Le rôle de formatrice

L’activité de recherche s’est déroulée auprès d’enseignants associés et de superviseurs universitaires qui ont eu l’opportunité d’accompagner des étudiants-stagiaires aux quatre stages offerts dans le cadre du baccalauréat en enseignement au secondaire d’une université québécoise. La recherche collaborative a permis à ces formateurs de

discuter de leur accompagnement et de leurs attentes auprès des étudiants-stagiaires. Également, cette recherche a répondu à des besoins de formation exprimés par les praticiens au questionnaire: le travail de collaboration entre formateurs exige du temps et une volonté de coopération des enseignants associés et des superviseurs

universitaires (Toupin, 2001).

Le rôle de formatrice consiste à faire émerger les points communs, à relancer les débats, à prêter une oreille attentive aux difficultés rencontrées. Dubet (1994) mentionne qu’un formateur doit faire émerger le savoir partagé par les praticiens en les plaçant dans un environnement d’échange ouvert, convivial et libre de tout jugement tout en assurant le dynamisme des discussions. Selon Desgagné (2001), le rôle de formatrice ne vise pas à contaminer les échanges entre les participants en fournissant des textes scientifiques par exemple. Le formateur ou la formatrice reste neutre.

Le rôle de chercheuse

La chercheuse n’a pas participé aux discussions. Malgré ce que Dubet (1994) avance concernant l’importance que le chercheur partage ses opinions afin quelles soient négociées comme celles des praticiens, la chercheuse a évité d’aller dans cette direction afin de ne pas contaminer les échanges (Desgagné, 2001). De plus, l’analyse des données recueillies s’est déroulée sans la participation des formateurs. La chercheuse se situait alors dans un double rapport d’engagement et de distanciation.
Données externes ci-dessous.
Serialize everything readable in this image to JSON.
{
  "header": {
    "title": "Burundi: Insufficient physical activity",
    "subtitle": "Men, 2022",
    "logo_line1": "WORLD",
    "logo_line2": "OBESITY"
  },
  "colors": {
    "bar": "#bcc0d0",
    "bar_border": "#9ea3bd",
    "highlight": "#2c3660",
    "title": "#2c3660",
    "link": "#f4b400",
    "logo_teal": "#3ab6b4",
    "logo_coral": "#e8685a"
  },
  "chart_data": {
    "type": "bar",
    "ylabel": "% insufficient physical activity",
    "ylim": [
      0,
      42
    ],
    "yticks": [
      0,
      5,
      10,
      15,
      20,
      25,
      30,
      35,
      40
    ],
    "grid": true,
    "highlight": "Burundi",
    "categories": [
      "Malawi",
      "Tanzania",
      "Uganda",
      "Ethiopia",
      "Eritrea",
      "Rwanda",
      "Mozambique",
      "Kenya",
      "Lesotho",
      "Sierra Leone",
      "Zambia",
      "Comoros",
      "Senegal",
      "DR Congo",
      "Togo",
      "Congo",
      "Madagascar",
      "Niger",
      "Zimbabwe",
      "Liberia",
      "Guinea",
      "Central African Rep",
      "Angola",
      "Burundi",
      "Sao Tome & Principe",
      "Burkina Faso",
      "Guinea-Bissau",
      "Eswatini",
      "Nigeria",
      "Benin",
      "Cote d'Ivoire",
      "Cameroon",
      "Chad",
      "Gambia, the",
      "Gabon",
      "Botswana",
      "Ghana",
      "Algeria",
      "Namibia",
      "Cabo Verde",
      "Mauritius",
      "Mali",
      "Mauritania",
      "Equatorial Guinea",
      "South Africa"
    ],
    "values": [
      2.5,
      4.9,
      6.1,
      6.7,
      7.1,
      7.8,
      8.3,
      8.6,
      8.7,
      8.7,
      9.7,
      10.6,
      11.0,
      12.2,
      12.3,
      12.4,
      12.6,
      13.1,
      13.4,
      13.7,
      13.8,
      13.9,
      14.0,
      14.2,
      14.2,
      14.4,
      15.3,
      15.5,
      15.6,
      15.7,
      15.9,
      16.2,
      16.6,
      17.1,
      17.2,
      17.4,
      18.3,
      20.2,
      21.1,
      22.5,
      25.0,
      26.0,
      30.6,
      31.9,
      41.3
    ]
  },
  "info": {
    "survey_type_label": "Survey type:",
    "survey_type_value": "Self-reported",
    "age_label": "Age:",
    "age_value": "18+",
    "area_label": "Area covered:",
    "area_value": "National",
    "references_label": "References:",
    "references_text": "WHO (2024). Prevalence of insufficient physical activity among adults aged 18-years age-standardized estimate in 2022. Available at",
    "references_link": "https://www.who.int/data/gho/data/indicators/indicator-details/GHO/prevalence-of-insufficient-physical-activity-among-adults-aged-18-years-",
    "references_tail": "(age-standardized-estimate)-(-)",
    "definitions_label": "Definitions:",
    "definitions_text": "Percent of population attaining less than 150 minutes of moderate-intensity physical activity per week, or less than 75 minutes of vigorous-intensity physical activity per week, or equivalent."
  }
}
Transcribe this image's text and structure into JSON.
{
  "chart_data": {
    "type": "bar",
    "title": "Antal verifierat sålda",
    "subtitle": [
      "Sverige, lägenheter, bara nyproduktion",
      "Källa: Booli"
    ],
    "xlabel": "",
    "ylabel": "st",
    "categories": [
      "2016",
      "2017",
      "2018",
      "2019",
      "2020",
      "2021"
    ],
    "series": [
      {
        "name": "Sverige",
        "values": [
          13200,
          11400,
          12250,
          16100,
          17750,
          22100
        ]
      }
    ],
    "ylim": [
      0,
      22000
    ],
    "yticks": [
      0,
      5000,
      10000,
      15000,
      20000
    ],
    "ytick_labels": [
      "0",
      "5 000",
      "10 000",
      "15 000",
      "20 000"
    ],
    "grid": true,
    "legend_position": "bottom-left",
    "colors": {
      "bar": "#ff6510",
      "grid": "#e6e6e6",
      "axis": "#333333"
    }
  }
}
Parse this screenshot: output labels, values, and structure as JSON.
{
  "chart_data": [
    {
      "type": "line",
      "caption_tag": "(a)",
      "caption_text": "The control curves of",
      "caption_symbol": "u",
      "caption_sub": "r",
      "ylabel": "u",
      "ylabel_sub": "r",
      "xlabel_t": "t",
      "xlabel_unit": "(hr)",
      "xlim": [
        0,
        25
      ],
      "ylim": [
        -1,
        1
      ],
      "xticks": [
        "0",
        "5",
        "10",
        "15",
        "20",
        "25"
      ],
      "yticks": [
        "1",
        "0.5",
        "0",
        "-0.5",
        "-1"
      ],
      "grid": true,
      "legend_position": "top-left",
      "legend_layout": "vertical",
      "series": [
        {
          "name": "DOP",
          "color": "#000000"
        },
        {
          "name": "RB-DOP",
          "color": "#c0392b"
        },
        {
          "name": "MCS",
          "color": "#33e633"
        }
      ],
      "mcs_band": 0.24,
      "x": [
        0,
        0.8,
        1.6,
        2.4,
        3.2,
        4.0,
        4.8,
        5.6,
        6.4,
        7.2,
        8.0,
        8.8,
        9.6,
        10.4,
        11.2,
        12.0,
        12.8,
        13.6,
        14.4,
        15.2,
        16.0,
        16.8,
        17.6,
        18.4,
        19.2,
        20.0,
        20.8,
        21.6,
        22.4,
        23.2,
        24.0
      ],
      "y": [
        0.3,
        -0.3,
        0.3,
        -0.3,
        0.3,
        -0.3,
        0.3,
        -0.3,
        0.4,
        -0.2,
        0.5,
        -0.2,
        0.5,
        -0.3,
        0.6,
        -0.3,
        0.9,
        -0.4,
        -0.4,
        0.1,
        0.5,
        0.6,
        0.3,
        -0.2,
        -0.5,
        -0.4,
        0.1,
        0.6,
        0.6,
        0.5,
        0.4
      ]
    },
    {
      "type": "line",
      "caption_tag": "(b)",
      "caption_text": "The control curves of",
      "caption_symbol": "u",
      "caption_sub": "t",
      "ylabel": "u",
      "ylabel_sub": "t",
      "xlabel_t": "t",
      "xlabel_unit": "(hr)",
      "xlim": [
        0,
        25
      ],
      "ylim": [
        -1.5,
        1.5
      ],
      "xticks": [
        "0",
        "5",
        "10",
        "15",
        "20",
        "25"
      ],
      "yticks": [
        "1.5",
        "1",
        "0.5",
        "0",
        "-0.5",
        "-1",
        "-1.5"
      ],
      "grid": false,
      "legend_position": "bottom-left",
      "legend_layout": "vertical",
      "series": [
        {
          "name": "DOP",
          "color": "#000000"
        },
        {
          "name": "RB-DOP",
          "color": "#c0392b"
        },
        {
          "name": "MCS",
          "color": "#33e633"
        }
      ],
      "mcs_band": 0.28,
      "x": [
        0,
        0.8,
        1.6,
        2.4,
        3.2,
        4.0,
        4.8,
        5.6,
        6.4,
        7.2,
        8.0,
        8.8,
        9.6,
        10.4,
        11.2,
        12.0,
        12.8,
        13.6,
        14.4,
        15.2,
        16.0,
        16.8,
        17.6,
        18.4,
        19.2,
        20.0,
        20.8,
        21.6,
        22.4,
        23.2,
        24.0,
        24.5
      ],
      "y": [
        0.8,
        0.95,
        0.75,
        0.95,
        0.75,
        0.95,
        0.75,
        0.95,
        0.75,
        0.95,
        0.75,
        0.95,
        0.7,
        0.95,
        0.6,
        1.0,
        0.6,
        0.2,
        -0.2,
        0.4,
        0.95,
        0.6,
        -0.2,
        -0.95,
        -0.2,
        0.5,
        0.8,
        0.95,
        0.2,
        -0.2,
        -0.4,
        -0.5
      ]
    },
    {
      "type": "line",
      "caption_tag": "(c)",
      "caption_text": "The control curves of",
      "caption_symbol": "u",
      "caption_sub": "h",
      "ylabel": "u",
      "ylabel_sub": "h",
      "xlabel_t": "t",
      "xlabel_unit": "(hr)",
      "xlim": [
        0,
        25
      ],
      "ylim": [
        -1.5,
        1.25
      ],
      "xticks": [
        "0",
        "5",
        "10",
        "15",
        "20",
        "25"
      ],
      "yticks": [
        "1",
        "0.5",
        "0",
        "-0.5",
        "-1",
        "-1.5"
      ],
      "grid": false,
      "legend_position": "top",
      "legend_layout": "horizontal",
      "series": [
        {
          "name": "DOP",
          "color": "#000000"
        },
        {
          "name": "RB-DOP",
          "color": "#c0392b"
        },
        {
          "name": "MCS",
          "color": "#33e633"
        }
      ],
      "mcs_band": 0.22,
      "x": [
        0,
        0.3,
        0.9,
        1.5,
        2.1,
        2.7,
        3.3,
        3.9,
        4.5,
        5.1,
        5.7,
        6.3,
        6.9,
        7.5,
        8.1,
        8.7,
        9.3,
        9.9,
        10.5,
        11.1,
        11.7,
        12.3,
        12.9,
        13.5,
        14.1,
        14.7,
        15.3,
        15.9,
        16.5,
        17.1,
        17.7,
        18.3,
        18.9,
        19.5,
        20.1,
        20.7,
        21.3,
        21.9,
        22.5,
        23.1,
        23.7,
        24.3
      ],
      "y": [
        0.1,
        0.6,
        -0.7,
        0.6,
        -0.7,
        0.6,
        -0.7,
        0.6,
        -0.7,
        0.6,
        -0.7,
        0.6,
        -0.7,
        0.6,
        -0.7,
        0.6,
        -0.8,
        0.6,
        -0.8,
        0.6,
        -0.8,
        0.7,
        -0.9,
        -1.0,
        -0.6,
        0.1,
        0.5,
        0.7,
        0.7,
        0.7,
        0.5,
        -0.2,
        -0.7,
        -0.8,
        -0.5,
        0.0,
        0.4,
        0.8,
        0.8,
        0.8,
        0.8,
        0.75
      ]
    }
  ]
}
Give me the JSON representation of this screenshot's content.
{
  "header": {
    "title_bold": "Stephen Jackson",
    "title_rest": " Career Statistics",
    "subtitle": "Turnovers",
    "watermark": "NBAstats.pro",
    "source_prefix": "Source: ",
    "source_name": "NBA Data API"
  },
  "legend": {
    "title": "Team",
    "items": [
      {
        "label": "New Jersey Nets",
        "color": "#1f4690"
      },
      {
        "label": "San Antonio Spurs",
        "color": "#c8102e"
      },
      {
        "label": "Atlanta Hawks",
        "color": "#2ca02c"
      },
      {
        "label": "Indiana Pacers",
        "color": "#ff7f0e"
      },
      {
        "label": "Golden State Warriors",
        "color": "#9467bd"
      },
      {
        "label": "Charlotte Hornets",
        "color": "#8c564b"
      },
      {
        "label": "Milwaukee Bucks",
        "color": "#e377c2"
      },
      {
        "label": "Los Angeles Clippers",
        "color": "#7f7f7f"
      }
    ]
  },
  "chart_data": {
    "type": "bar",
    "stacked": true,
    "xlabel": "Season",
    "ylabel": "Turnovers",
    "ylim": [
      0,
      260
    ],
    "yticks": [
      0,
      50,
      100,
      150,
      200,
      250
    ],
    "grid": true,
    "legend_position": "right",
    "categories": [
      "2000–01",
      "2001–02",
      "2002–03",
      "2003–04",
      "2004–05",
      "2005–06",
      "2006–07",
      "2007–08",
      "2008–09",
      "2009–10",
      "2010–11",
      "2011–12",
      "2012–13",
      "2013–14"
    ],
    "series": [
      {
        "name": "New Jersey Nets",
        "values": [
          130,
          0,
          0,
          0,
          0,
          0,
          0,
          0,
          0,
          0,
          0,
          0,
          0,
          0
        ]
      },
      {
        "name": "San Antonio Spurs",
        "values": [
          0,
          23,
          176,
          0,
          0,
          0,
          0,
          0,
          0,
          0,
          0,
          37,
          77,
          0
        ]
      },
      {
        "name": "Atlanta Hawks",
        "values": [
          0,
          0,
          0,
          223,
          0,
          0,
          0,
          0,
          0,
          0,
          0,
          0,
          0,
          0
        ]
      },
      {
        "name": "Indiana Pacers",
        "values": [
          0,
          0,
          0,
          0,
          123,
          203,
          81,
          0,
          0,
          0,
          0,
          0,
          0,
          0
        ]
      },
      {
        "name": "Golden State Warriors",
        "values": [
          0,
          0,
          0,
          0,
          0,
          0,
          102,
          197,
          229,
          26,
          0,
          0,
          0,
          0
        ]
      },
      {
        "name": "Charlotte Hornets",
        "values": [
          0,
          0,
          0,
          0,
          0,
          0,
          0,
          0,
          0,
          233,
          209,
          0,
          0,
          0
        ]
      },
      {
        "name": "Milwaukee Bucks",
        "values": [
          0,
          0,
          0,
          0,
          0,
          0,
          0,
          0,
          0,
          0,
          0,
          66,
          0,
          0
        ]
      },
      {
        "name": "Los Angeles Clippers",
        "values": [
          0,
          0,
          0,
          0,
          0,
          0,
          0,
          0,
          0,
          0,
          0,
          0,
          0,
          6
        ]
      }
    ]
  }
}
D’engagement par sa préparation et son animation des rencontres avec les formateurs de étudiants-stagiaires et cela, en favorisant l’objectivation des pratiques véhiculées. Cette objectivation a permis de faire ressortir le développement des étudiants-stagiaires à l’intérieur des quatre stages. De distanciation par son travail d’interprétation puisque son rôle a été de reprendre les aspects essentiels de nos discussions pour pouvoir bâtir la trajectoire de développement.